Based on the stories of Beatrix Potter, Peter Rabbit sees talk show host James Corden voice the titular, fun-loving, trouble-making bunny. With Mr. McGregor gone, Peter and his animal friends take over the house and garden the old man kept locked up. However, McGregor’s grand nephew Thomas (Domhnall Gleeson) soon moves in when he inherits the property. A battle arises between man and rabbit over not just control of the garden but also for the affections of McGregor’s friendly neighbor, Bea (Rose Byrne).


 


There’s no denying that Peter Rabbit’s target audience is children, and they’re going to love this. What kid, after all, can resist cutesy animals jumping around, dancing, trashing a house and singing (yes, you’ll be forced to once again endure the melodies of James Corden, I’m afraid), especially when the animation is so impressive that it seamlessly blends its CGI characters into the live-action backgrounds? If you’re an adult bringing your child to this, you’re probably wondering if there’s anything you’ll get out of it, and the answer is you’d be surprised.


Humour-wise the film is a bit all over the place as it struggles to find balanced content that appeals to both grown-ups and children. In the end, there is a distinct mix of simple, silly jokes targeted at young’uns and jokes for adults that will go totally over the kids’ heads. The latter includes when the rabbits talk about having dressing on the side to avoid weight gain, a fox getting his chest shaved while passed out at a party, and Peter having a trippy moment while enjoying a carrot, which he offers to another rabbit, who refuses it. It’s hit-and-miss initially but one does come to settle into the film’s persistent brand of humour, which has a very talk show feel about it, likely inspired by Corden’s presence.
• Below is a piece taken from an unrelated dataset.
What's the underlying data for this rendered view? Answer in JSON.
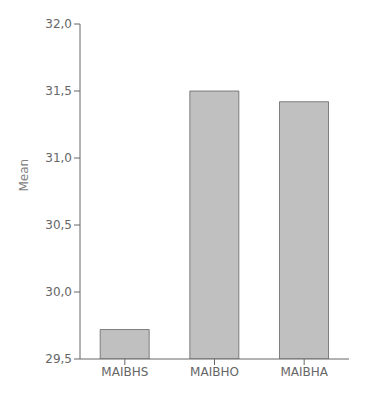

Full of pratfalls and slapstick comedy, the movie is reminiscent of such children’s classics as Mousehunt and Home Alone, where the antagonist gets electrocuted, beaten up, falls down etc. If that’s not to your taste, stay away, but in fairness, Domhnall Gleeson might change your mind. Gleeson is intrinsic to making the movie work, his character alternately cleaning obsessively, chasing wildlife, trashing Harrod’s toy shop, getting into a fist fight with Peter, and generally being knocked around the place. As he has done countless times, the Irish actor shows that you can pretty much give him any role and he will not only meet the requirements but exceed all expectations. He elevates the movie to another level.


Another interesting aspect of Peter Rabbit is the surprising amount of moral complexity it incorporates. Typically, your average kid’s movie has a straightforward good guy-bad guy dichotomy, but in Peter Rabbit, you’re given reason to sympathise with both Peter and Tom and, in fact, both of them come off as pretty crappy. Mind you, the likelihood of kids grasping this fairly complex concept is debatable. They’ll likely just take the side of the animals.


Generally speaking, the movie is quite silly and not always balanced. At the same time, it’s so persistently warm and fuzzy that most audiences won’t be able to help but be even a little charmed by it.